Employers will also need to consider the impact that participating in a flexible benefits scheme will have on employees, particularly if they also participate in salary sacrifice arrangements. This may mean that organisations need to alter how they calculate the amount of some other benefits they offer such as bonuses and pension contributions. “By partaking in flex and salary sacrifice you don’t want people to lose out by doing that. So any policies that refer to salary such as pensions, bonuses, [for example] will now in a flex environment need to refer to notional salary, purely to say ‘if you have chosen ten benefits with flex and your salary has been reduced to half its previous level, you still want all of those things to be based on your pre-change salary’,” says Brown.

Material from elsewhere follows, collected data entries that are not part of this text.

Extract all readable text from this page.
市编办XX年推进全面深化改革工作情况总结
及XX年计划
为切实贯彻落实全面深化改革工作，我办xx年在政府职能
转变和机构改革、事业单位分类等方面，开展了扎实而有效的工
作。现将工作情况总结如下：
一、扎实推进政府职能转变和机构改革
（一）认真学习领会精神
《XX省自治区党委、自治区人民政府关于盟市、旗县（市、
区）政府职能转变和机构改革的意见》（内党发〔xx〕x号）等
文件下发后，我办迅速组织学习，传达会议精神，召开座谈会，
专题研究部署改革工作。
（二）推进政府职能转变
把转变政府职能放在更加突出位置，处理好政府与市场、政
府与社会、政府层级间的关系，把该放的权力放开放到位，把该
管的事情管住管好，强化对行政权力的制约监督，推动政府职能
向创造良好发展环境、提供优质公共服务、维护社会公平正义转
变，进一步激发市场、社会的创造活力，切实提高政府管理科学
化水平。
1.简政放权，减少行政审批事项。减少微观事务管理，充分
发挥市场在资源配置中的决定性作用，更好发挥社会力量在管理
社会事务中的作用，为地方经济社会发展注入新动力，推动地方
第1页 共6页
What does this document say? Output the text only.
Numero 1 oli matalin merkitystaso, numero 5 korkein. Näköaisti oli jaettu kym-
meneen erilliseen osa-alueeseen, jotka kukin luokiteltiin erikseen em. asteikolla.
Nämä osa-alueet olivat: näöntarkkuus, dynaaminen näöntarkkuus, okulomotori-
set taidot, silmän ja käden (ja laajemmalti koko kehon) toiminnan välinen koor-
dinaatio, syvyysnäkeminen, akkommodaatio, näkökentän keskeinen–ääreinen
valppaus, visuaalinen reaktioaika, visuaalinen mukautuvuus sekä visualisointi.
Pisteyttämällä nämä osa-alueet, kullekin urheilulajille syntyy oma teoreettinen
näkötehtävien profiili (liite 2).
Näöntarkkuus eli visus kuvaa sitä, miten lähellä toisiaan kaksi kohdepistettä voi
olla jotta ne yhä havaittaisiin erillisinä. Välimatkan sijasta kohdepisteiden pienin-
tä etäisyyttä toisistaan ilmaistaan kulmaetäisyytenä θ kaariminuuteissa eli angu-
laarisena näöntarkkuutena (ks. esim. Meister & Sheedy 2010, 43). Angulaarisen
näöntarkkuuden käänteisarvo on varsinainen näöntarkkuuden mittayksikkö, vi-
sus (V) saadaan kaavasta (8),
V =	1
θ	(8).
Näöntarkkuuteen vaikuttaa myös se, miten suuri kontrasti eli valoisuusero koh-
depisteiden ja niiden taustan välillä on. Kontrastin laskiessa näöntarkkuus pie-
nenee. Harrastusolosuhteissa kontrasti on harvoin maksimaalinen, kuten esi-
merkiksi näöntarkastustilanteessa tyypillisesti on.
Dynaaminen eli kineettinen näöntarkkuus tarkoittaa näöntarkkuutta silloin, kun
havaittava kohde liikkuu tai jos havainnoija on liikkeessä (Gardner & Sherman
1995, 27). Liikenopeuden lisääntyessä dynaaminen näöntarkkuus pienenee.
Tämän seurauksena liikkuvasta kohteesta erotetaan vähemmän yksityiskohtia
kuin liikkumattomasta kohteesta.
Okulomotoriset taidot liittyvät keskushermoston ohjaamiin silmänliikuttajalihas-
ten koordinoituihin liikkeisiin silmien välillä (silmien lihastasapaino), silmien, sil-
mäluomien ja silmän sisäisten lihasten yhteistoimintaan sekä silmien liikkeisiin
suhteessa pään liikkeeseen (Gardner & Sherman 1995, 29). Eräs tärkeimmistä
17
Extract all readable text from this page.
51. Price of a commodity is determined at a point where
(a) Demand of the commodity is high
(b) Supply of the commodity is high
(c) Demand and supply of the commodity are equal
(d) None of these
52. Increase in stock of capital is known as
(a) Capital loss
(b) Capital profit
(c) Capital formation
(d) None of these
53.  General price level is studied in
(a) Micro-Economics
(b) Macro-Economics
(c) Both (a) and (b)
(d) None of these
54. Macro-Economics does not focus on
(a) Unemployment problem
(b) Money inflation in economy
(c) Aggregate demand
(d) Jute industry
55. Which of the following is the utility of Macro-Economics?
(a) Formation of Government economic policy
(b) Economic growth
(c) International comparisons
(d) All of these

But introducing a flex scheme does not mean employers have to throw away their existing benefits package and start again from scratch. One option is to start a flex scheme with their current package and then explain to staff they can make other choices in addition to this. If the employee were to do nothing, they would automatically default to the options they received prior to flex.
However, employers must ensure they continue to provide any healthcare benefits that they wish to offer. “The other big policy that needs to be reviewed is absence policy whether that be permanent leaver policy or temporary absentee, such as paternity leave, sick leave, adoption leave, [and so on]. Some benefits will cease, so all of that will need to be reviewed. At the other end of the spectrum will be the joining policy, [for example] what staff are entitled to when they first come into the business,” says Brown.
Organisations must also review discrimination policies so their new flex scheme does not fall foul of the law. Such reviews may seem onerous, but carrying out a feasibility study prior to flex will flush out any potential issues ahead of a plan’s design and implementation.
The employee experience
When introducing a flexible benefits scheme, it is important that employers bear their employees’ experience in mind. One of the first steps is ensuring that staff fully understand what perks they are entitled to.
Matt Waller, chief executive officer at Benefex, says: “Employers should look at their HR policy on communications. Quite often, perks are not really valued because staff don’t understand what they have.
“Policies must support staff understanding the true value of their employment. These are the softer things that make flexible benefits work.”
If the administration of a flexible benefits scheme is outsourced, employers should also ensure they have policies and procedures in place so they can be sure that employees’ queries are being handled professionally and that staff receive a consistent response.